Maersk, CMA-CGM to slash surcharges in China by up to 50 per cent to boost traffic
Insiders sceptical 50 per cent reduction in surcharges will lift traffic

Shipping giants including Maersk and CMA-CGM are slashing surcharges in China from this month by up to 50 per cent to boost traffic, but industry insiders doubt it will make any difference to dwindling trade.
The cuts follow the Ministry of Transport's decision last month to compel shipping lines to end arbitrary surcharges to give relief to Chinese importers and exporters, especially in the pre-Christmas peak season.
Surcharges, different from freight rates, are collected on land for various purposes such as customs clearance and documentation.

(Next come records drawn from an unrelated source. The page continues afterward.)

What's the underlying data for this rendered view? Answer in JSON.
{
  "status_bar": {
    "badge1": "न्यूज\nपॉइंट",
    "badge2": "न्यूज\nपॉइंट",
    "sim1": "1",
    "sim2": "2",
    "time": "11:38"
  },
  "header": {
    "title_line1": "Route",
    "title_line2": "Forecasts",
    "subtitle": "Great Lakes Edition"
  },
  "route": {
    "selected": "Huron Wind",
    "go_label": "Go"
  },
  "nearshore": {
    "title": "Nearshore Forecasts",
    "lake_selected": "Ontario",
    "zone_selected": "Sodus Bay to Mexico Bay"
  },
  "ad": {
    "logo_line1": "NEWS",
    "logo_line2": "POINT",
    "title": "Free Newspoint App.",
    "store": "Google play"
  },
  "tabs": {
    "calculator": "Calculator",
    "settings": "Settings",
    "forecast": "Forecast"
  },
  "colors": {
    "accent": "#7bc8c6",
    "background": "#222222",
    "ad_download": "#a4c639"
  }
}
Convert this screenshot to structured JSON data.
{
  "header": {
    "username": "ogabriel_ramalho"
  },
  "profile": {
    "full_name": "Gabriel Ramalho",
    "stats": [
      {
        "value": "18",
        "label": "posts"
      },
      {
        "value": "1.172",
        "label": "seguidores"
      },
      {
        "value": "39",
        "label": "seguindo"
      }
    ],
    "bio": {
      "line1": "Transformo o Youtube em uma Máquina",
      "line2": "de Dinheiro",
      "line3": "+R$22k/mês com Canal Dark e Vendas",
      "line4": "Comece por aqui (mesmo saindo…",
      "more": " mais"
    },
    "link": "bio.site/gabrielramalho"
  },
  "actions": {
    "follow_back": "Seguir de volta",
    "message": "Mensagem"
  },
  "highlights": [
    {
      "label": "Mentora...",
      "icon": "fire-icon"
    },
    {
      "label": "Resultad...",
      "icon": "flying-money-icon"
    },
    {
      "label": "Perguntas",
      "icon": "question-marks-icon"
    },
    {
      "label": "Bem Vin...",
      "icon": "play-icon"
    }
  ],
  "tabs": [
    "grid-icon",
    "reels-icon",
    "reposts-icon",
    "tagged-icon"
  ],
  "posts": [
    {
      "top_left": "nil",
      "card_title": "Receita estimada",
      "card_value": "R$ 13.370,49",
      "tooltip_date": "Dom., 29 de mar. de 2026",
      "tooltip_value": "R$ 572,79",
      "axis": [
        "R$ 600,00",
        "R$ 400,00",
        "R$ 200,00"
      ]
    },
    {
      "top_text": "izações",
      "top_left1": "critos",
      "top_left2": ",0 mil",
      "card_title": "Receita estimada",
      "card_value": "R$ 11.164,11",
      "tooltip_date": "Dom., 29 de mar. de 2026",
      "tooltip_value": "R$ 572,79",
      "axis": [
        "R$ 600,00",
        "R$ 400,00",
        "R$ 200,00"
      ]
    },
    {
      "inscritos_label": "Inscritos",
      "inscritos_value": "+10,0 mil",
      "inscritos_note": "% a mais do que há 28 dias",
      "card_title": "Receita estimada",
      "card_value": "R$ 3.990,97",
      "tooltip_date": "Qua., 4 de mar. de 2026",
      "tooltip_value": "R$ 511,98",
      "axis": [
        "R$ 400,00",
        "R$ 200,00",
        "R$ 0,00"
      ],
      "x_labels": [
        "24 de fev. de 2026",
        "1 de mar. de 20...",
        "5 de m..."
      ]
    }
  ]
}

They are usually steep, non-transparent, and often allegedly unnecessary.
According to the China Shipper's Association, shipping companies today impose more than 20 kinds of surcharges in the country.
So far, 11 international and domestic shipping companies have announced reductions in surcharges.
Maersk Line, the world's largest container shipping company, has cancelled its certificate fee (450 yuan per bill) and customs clearance fee (250 yuan per bill) as well as reduced all other surcharges, including electronic cargo release, which has been cut to 190 yuan per bill from 450 yuan per bill.
But freight forwarders are hardly excited.